HomeDissertation:Creative BtoSforS Communications in an Age of Sustainability

Creative BtoSforS Communications in an Age of Sustainability

Masayoshi Yamasaki
Vice-Chairman and Kansai Chapter Director, Japan BtoB Advertising Association
Senior Specialist, Corporate Communications Division, Kubota Corporation

Contributed Article
BtoB Communications, June 2012 Issue

Introduction

In his 1965 book Sangyo kokoku: Kangaekata, susumekata, 34-sho (Industrial Advertising: Approaches and Procedures, 34 Chapters), the first work in Japan to focus on industrial advertising, Tasaburo Kobayashi wrote that although the basic thinking behind consumer goods advertising and industrial advertising was the same, in the case of industrial advertising the products and market qualities were different, so the approach and methods of consumer goods advertising alone were insufficient. Accordingly, industrial advertising prevented itself from sinking into oblivion and achieved development by separating itself from the domain of advertising dealing with consumer goods.

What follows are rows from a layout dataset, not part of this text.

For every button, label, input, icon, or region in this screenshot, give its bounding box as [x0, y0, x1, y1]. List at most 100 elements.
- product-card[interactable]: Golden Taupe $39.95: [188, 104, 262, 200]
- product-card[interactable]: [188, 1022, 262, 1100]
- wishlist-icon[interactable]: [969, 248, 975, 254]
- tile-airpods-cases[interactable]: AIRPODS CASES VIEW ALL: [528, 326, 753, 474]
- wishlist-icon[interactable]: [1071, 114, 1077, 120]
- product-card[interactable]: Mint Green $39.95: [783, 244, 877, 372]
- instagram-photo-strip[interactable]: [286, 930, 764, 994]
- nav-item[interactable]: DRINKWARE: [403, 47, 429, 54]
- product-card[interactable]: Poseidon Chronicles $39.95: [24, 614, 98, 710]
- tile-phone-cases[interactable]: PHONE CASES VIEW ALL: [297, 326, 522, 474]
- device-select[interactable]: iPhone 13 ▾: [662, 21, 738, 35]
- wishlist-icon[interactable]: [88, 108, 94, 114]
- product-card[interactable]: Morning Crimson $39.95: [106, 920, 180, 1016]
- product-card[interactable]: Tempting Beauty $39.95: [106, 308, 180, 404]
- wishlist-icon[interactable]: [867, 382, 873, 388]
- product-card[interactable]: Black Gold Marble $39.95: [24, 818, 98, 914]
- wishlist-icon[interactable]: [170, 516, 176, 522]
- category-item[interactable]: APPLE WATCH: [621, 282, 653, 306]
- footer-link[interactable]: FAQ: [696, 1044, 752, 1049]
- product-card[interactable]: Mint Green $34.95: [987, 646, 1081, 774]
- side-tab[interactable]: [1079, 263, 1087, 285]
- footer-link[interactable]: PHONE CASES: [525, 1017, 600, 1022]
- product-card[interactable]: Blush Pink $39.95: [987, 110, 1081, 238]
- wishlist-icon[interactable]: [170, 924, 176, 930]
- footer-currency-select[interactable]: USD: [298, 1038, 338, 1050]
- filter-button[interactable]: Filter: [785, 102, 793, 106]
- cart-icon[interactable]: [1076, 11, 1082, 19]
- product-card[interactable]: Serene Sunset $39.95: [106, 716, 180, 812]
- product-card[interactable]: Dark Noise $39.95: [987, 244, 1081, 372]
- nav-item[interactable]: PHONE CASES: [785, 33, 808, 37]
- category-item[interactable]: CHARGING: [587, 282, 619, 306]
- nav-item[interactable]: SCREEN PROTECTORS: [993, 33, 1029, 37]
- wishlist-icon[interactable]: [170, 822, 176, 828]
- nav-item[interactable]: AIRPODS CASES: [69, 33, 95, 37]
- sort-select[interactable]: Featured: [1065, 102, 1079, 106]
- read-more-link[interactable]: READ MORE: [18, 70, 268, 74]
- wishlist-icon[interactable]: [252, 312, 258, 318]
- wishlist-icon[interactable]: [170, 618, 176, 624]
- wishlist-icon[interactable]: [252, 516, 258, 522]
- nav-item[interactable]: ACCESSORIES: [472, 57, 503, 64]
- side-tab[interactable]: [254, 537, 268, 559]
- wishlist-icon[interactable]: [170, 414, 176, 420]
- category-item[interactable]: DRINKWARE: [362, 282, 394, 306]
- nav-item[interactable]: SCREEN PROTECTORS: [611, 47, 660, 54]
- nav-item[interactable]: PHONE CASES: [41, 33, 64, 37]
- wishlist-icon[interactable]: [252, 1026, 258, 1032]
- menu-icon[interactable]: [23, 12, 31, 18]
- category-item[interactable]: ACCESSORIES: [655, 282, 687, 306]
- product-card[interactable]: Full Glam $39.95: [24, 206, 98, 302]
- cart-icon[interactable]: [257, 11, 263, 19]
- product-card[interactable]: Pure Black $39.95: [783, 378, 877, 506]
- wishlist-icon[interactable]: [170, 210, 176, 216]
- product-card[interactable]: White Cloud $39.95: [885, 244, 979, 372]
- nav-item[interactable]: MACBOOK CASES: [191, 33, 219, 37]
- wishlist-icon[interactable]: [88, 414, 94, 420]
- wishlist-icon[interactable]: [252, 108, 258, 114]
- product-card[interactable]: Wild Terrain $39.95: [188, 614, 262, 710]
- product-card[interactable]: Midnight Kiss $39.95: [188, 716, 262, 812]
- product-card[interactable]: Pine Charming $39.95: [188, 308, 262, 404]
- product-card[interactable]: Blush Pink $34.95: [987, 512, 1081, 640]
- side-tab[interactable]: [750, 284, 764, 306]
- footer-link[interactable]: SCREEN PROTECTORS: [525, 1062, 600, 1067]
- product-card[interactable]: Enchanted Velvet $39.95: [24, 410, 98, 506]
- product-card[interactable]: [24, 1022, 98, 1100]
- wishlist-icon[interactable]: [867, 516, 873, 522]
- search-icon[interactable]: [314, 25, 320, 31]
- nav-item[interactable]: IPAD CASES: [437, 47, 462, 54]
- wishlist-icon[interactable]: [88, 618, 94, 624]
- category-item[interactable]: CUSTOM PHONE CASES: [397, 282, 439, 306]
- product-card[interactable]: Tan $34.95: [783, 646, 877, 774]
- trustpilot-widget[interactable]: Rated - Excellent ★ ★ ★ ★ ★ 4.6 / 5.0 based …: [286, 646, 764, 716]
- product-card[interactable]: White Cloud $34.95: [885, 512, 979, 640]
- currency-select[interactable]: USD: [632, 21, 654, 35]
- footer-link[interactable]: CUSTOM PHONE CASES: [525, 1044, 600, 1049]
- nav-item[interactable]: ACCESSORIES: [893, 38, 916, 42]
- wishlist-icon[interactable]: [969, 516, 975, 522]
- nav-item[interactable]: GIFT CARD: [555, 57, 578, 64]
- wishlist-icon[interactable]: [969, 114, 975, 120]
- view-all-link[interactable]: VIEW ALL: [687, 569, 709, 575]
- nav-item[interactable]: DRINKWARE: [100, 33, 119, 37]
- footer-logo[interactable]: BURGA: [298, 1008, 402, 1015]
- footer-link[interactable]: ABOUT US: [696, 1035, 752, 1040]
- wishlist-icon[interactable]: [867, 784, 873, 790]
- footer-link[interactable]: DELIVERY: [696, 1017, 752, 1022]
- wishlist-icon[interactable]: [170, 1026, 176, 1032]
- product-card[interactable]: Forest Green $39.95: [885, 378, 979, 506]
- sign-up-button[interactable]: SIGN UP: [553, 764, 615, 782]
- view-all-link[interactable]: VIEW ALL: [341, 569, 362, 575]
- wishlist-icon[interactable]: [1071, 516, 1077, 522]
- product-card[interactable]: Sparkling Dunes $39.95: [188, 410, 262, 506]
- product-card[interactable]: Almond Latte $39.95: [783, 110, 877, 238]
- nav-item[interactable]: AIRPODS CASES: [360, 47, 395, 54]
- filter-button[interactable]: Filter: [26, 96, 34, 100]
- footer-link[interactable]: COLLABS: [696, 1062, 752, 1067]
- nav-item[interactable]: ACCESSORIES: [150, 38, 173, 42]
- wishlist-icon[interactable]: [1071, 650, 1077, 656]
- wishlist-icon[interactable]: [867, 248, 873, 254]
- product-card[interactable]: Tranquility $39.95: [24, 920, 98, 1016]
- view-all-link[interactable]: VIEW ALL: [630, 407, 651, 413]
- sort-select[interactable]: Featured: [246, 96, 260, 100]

At that time, however, the objective of industrial advertising was to promote sales. Yasuhiko Kobayashi defined it as a type of advertising focused on the users of industrial and commercial products—that is to say, the people who make purchasing decisions and have influence in companies and other organizations.[. Yasuhiko Kobayashi, “Sangyo kokoku ni kansuru hito-shian: Soshiki kobai o chushin to shite” [A draft plan for industrial advertising, with an emphasis on organizational buying], Journal of Advertising Science, Vol. 1 (Tokyo: Japan Academy of Advertising, 1975), pp. 48–54.] Even though the concept of corporate advertising did exist, the principal target was still the customer, and understanding of the company and the building of trust were seen as nothing more than a means of getting customers to choose that company’s products.

In April of this year the Japan Industrial Advertising Association switched to the status of a general incorporated association and changed its name to the Japan BtoB Advertising Association. This “BtoB,” needless to say, means “business to business,” in contrast to the concept of BtoC, which stands for “business to consumer.” Although I personally am aware that the targeted domains of “BtoB,” “industrial goods,” and “production goods” differ slightly, I will refrain from mentioning them here since it would stray from the main point of this article. Nevertheless, a common misunderstanding arising from these terms is that they target only specified customers and do not involve the general public. These days, as stakeholders multiply and the criteria for evaluating companies, including BtoB enterprises, diversify, companies have come to be appraised not only in economic terms but in social terms as well.

In light of this trend, I have proposed the concept of “business to society for sustainability” (BtoSforS) communications as a form of corporate communications geared toward the realization of sustainable development for both companies and society. This article mainly explores the so far inadequately examined factors necessary for creative work in BtoSforS communications and concludes with a proposal of issues that should be addressed in the future.